Khera was speaking days after opposition leader in Indian Parliament, Rahul Gandhi, alleged over 100,000 manipulated entries in the voter list for a single suburb of Bangalore city. Gandhi further alleged that, based on these and other irregularities in the ECI’s election data, the Congress Party had lost at least 48 seats in the 2024 general elections.
“[This] evidence was taken from the Election Commission of India,” Khera said. “So we presented that data. The Election Commission responded by asking Mr. Gandhi to give an affidavit. How can the Election Commission not trust the papers supplied to us by the Election Commission?”

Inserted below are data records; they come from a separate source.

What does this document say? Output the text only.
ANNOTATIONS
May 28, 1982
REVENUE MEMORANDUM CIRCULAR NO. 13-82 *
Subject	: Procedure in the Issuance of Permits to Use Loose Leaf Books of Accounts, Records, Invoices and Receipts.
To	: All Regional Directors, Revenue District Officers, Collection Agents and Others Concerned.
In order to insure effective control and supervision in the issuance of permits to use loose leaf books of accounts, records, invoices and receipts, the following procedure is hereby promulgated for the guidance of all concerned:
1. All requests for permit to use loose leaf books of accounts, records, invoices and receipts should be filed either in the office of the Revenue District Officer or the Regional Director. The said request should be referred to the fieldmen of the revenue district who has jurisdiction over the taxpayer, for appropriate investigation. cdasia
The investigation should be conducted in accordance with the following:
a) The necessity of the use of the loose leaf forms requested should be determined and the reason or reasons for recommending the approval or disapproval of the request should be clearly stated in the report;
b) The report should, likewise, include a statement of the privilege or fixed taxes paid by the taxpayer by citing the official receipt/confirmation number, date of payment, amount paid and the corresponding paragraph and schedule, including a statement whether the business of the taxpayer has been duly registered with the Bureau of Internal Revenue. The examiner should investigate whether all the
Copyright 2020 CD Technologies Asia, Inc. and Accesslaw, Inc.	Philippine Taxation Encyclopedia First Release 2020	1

“The Election Commission is absolutely cornered,” he continued. “The ruling party is cornered. The Chief Election Commissioner held a press conference … where not a single query of ours, not a single charge that we’ve leveled against them was responded to.”

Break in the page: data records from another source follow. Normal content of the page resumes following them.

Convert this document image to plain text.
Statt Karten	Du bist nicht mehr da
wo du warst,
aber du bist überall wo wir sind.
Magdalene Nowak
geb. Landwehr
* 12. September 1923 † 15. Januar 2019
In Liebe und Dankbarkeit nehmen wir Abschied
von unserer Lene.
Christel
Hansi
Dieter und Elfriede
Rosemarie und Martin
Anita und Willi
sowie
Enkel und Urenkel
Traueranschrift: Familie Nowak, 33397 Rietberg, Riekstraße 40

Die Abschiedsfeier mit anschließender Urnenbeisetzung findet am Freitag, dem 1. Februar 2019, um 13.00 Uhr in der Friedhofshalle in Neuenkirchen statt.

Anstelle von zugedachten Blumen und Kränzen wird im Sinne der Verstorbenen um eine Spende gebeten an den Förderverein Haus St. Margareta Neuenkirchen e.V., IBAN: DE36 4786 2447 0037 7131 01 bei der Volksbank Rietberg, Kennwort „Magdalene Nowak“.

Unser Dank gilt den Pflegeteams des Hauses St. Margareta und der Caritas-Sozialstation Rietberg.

The allegations of vote theft were raised just weeks after the ECI carried out an unconstitutional directive, which mandated nearly 80 million voters in Bihar state to re-register by July 26 or risk being stripped of their right to vote and reported as “suspected foreign nationals.” The exercise places millions of people at risk of disenfranchisement, exclusion, and potential loss of citizenship and deportation.
Khera elaborated on this threat, saying, “It’s not just an attack on [citizens’] votes. It starts from there. It then goes on to your rights as a citizen to become beneficiaries of government schemes, ration, free ration, pensions, housing, and of course, later, citizenship also, your identity.”

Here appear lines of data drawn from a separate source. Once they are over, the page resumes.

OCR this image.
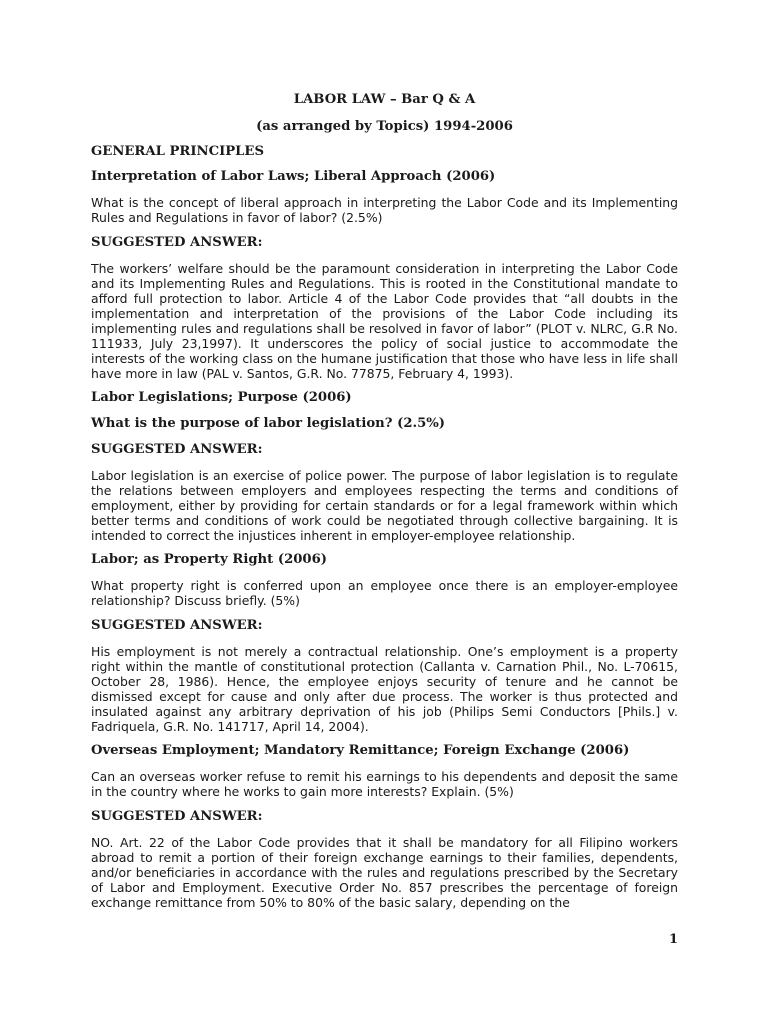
LABOR LAW – Bar Q & A

(as arranged by Topics) 1994-2006

GENERAL PRINCIPLES

Interpretation of Labor Laws; Liberal Approach (2006)

What is the concept of liberal approach in interpreting the Labor Code and its Implementing Rules and Regulations in favor of labor? (2.5%)

SUGGESTED ANSWER:

The workers’ welfare should be the paramount consideration in interpreting the Labor Code and its Implementing Rules and Regulations. This is rooted in the Constitutional mandate to afford full protection to labor. Article 4 of the Labor Code provides that “all doubts in the implementation and interpretation of the provisions of the Labor Code including its implementing rules and regulations shall be resolved in favor of labor” (PLOT v. NLRC, G.R No. 111933, July 23,1997). It underscores the policy of social justice to accommodate the interests of the working class on the humane justification that those who have less in life shall have more in law (PAL v. Santos, G.R. No. 77875, February 4, 1993).

Labor Legislations; Purpose (2006)

What is the purpose of labor legislation? (2.5%)

SUGGESTED ANSWER:

Labor legislation is an exercise of police power. The purpose of labor legislation is to regulate the relations between employers and employees respecting the terms and conditions of employment, either by providing for certain standards or for a legal framework within which better terms and conditions of work could be negotiated through collective bargaining. It is intended to correct the injustices inherent in employer-employee relationship.

Labor; as Property Right (2006)

What property right is conferred upon an employee once there is an employer-employee relationship? Discuss briefly. (5%)

SUGGESTED ANSWER:

His employment is not merely a contractual relationship. One’s employment is a property right within the mantle of constitutional protection (Callanta v. Carnation Phil., No. L-70615, October 28, 1986). Hence, the employee enjoys security of tenure and he cannot be dismissed except for cause and only after due process. The worker is thus protected and insulated against any arbitrary deprivation of his job (Philips Semi Conductors [Phils.] v. Fadriquela, G.R. No. 141717, April 14, 2004).

Overseas Employment; Mandatory Remittance; Foreign Exchange (2006)

Can an overseas worker refuse to remit his earnings to his dependents and deposit the same in the country where he works to gain more interests? Explain. (5%)

SUGGESTED ANSWER:

NO. Art. 22 of the Labor Code provides that it shall be mandatory for all Filipino workers abroad to remit a portion of their foreign exchange earnings to their families, dependents, and/or beneficiaries in accordance with the rules and regulations prescribed by the Secretary of Labor and Employment. Executive Order No. 857 prescribes the percentage of foreign exchange remittance from 50% to 80% of the basic salary, depending on the

1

He added, “If a ruling party… is so confident [as to say] ‘whether you vote for me or not, I’ll still win,’ then [they’re] not answerable anymore, [they’re] not accountable anymore, [they’re] not afraid anymore. That’s where we stand today.”
Khera also condemned the arrest of dozens of opposition leaders who protested the ECI in Delhi, saying, “There was no reason to arrest them. They should have been allowed to march up to the Election Commission of India, give their representation. Why should the doors of the mighty Election Commission be shut to the very people’s representatives who are fighting for the rights of people to vote?”
Echoing Rahul Gandhi’s recent warning to the BJP and its collaborators, Khera added, “When we come to power… we would owe it to our democracy, owe it to the people of India to take action against all those people who have colluded in subverting the elections of India.”
The briefing was co-sponsored by the Indian American Muslim Council, Hindus for Human Rights, World Against Genocide, New York State Council of Churches, Genocide Watch, The Religious Nationalism Project, The Humanism Project (Australia), Diaspora in Action for Human Rights and Democracy, Center for Pluralism, and Association of Indian Muslims of America, Washington DC.